Mother’s quarters are on the opposite side of the house from our bedroom, and includes a bedroom, bath and large sitting area. A couple years ago we built a guest house on our property for my mother-in-law. It’s 600 square feet and includes a living room/kitchen, bedroom, bathroom, walk-in closet and laundry room.
So far both women are in extremely good health. They take care of all their own personal needs, which include doing their own laundry and housework. Yet, they do rely on us for transportation – taking them to the store, doctors’ office and other outings.
Both ladies have given up their driver’s licenses. Mom relinquished hers when she was eighty, due to failing eye sight – while my mother-in-law gave up hers after breaking her femur this past spring.
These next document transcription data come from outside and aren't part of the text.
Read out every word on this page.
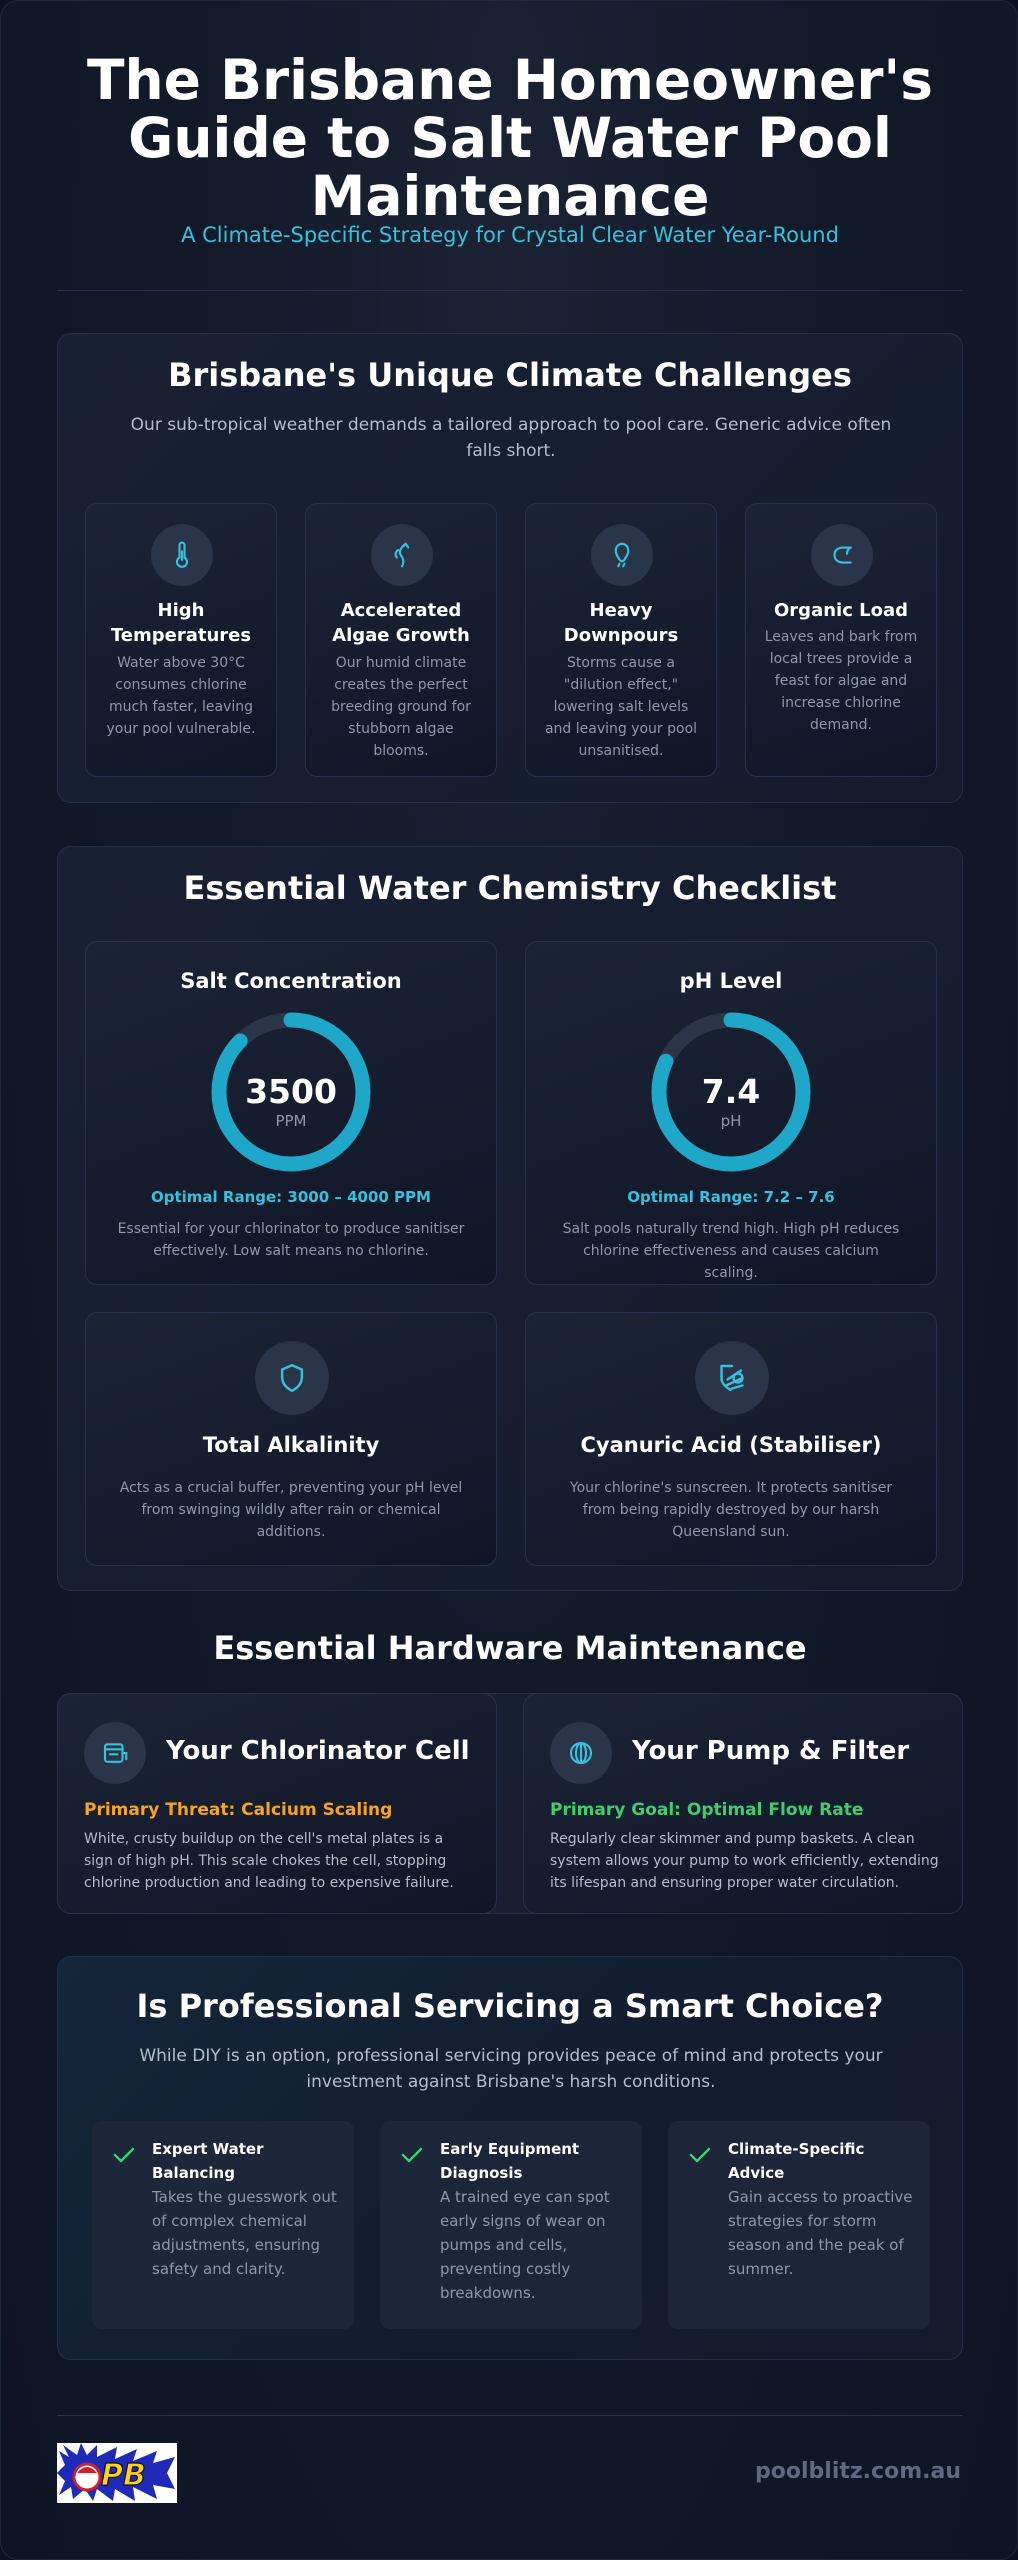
The Brisbane Homeowner's Guide to Salt Water Pool Maintenance
A Climate-Specific Strategy for Crystal Clear Water Year-Round
Brisbane's Unique Climate Challenges
Our sub-tropical weather demands a tailored approach to pool care. Generic advice often falls short.
High Temperatures
Water above 30°C consumes chlorine much faster, leaving your pool vulnerable.
Accelerated Algae Growth
Our humid climate creates the perfect breeding ground for stubborn algae blooms.
Heavy Downpours
Storms cause a "dilution effect," lowering salt levels and leaving your pool unsanitised.
Organic Load
Leaves and bark from local trees provide a feast for algae and increase chlorine demand.
Essential Water Chemistry Checklist
Salt Concentration
3500
PPM
Optimal Range: 3000 – 4000 PPM
Essential for your chlorinator to produce sanitiser effectively. Low salt means no chlorine.
pH Level
7.4
pH
Optimal Range: 7.2 – 7.6
Salt pools naturally trend high. High pH reduces chlorine effectiveness and causes calcium scaling.
Total Alkalinity
Acts as a crucial buffer, preventing your pH level from swinging wildly after rain or chemical additions.
Cyanuric Acid (Stabiliser)
Your chlorine's sunscreen. It protects sanitiser from being rapidly destroyed by our harsh Queensland sun.
Essential Hardware Maintenance
Your Chlorinator Cell
Primary Threat: Calcium Scaling
White, crusty buildup on the cell's metal plates is a sign of high pH. This scale chokes the cell, stopping chlorine production and leading to expensive failure.
Your Pump & Filter
Primary Goal: Optimal Flow Rate
Regularly clear skimmer and pump baskets. A clean system allows your pump to work efficiently, extending its lifespan and ensuring proper water circulation.
Is Professional Servicing a Smart Choice?
While DIY is an option, professional servicing provides peace of mind and protects your investment against Brisbane's harsh conditions.
Expert Water Balancing
Takes the guesswork out of complex chemical adjustments, ensuring safety and clarity.
Early Equipment Diagnosis
A trained eye can spot early signs of wear on pumps and cells, preventing costly breakdowns.
Climate-Specific Advice
Gain access to proactive strategies for storm season and the peak of summer.
PB	poolblitz.com.au
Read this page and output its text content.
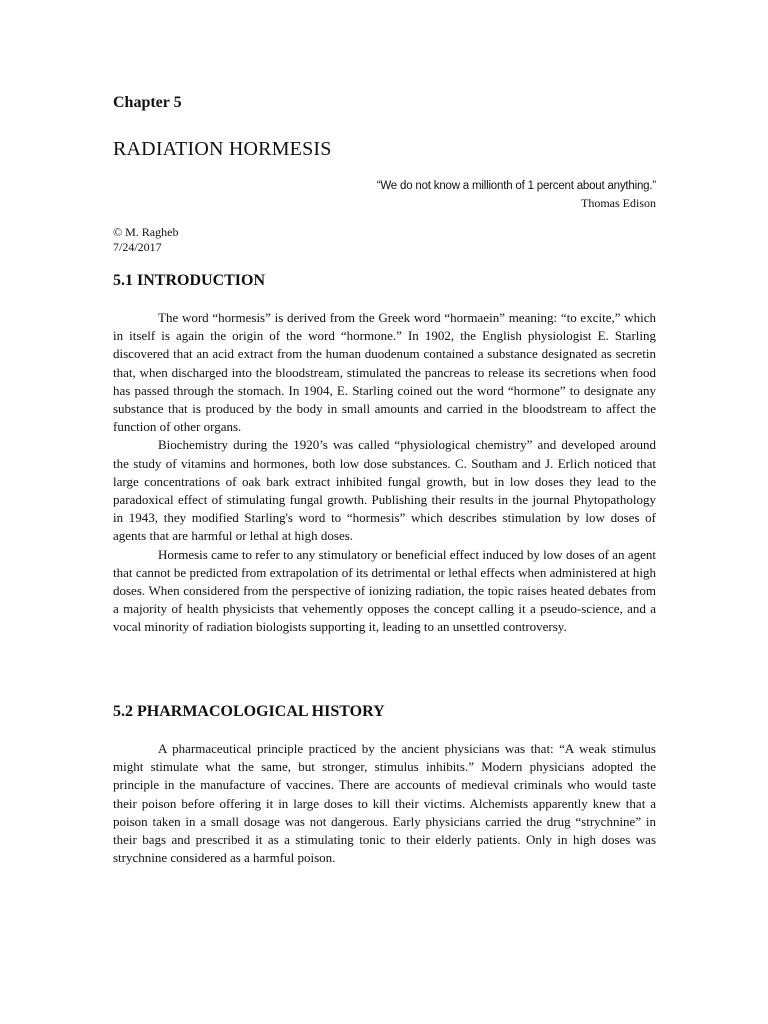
Chapter 5
RADIATION HORMESIS
“We do not know a millionth of 1 percent about anything.”
Thomas Edison
© M. Ragheb
7/24/2017
5.1 INTRODUCTION

The word “hormesis” is derived from the Greek word “hormaein” meaning: “to excite,” which in itself is again the origin of the word “hormone.” In 1902, the English physiologist E. Starling discovered that an acid extract from the human duodenum contained a substance designated as secretin that, when discharged into the bloodstream, stimulated the pancreas to release its secretions when food has passed through the stomach. In 1904, E. Starling coined out the word “hormone” to designate any substance that is produced by the body in small amounts and carried in the bloodstream to affect the function of other organs.

Biochemistry during the 1920’s was called “physiological chemistry” and developed around the study of vitamins and hormones, both low dose substances. C. Southam and J. Erlich noticed that large concentrations of oak bark extract inhibited fungal growth, but in low doses they lead to the paradoxical effect of stimulating fungal growth. Publishing their results in the journal Phytopathology in 1943, they modified Starling's word to “hormesis” which describes stimulation by low doses of agents that are harmful or lethal at high doses.

Hormesis came to refer to any stimulatory or beneficial effect induced by low doses of an agent that cannot be predicted from extrapolation of its detrimental or lethal effects when administered at high doses. When considered from the perspective of ionizing radiation, the topic raises heated debates from a majority of health physicists that vehemently opposes the concept calling it a pseudo-science, and a vocal minority of radiation biologists supporting it, leading to an unsettled controversy.

5.2 PHARMACOLOGICAL HISTORY

A pharmaceutical principle practiced by the ancient physicians was that: “A weak stimulus might stimulate what the same, but stronger, stimulus inhibits.” Modern physicians adopted the principle in the manufacture of vaccines. There are accounts of medieval criminals who would taste their poison before offering it in large doses to kill their victims. Alchemists apparently knew that a poison taken in a small dosage was not dangerous. Early physicians carried the drug “strychnine” in their bags and prescribed it as a stimulating tonic to their elderly patients. Only in high doses was strychnine considered as a harmful poison.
People often ask us questions about living with our moms – the first being, Isn’t it difficult? Sure, it can be. But it isn’t just hard on us, it isn’t easy for them. For my mother-in-law, I don’t suppose she likes having to rely on us for transportation. When she was still driving, her daily routine included going to the grocery store and running other errands. While I detest running errands, it was something she enjoyed. For my mother, I think the hard part is sharing a home where she is no longer in charge.
Another question asked, Do you eat all your meals together? My mother-in-law prepares all her own breakfasts and lunches, and has dinner with us maybe 60 percent of the time – or more. My mother generally prepares her own breakfast and lunch, yet we sometimes take breakfast together – and sometimes she cooks it. As for dinner, mom usually takes that meal with us, unless Don and I are going out for the evening, or I simply don’t feel like cooking that night. Mom helps with the dishes, and regularly cleans the kitchen.
There are special perks for having the moms here – like when our grandchildren visit. Over New Years our daughter, son-in-law, granddaughter and grandson visited us from Alaska. Our granddaughter, who will be four May first, loved visiting the GGs (as she calls them) – and would go out to the guest house and knock on the door of my mother-in-law’s, or visit with Mom in her sitting room.
We also had regular tea parties on the patio. That photo is of our granddaughter and my mother. Mom looks pretty good for 85, doesn’t she?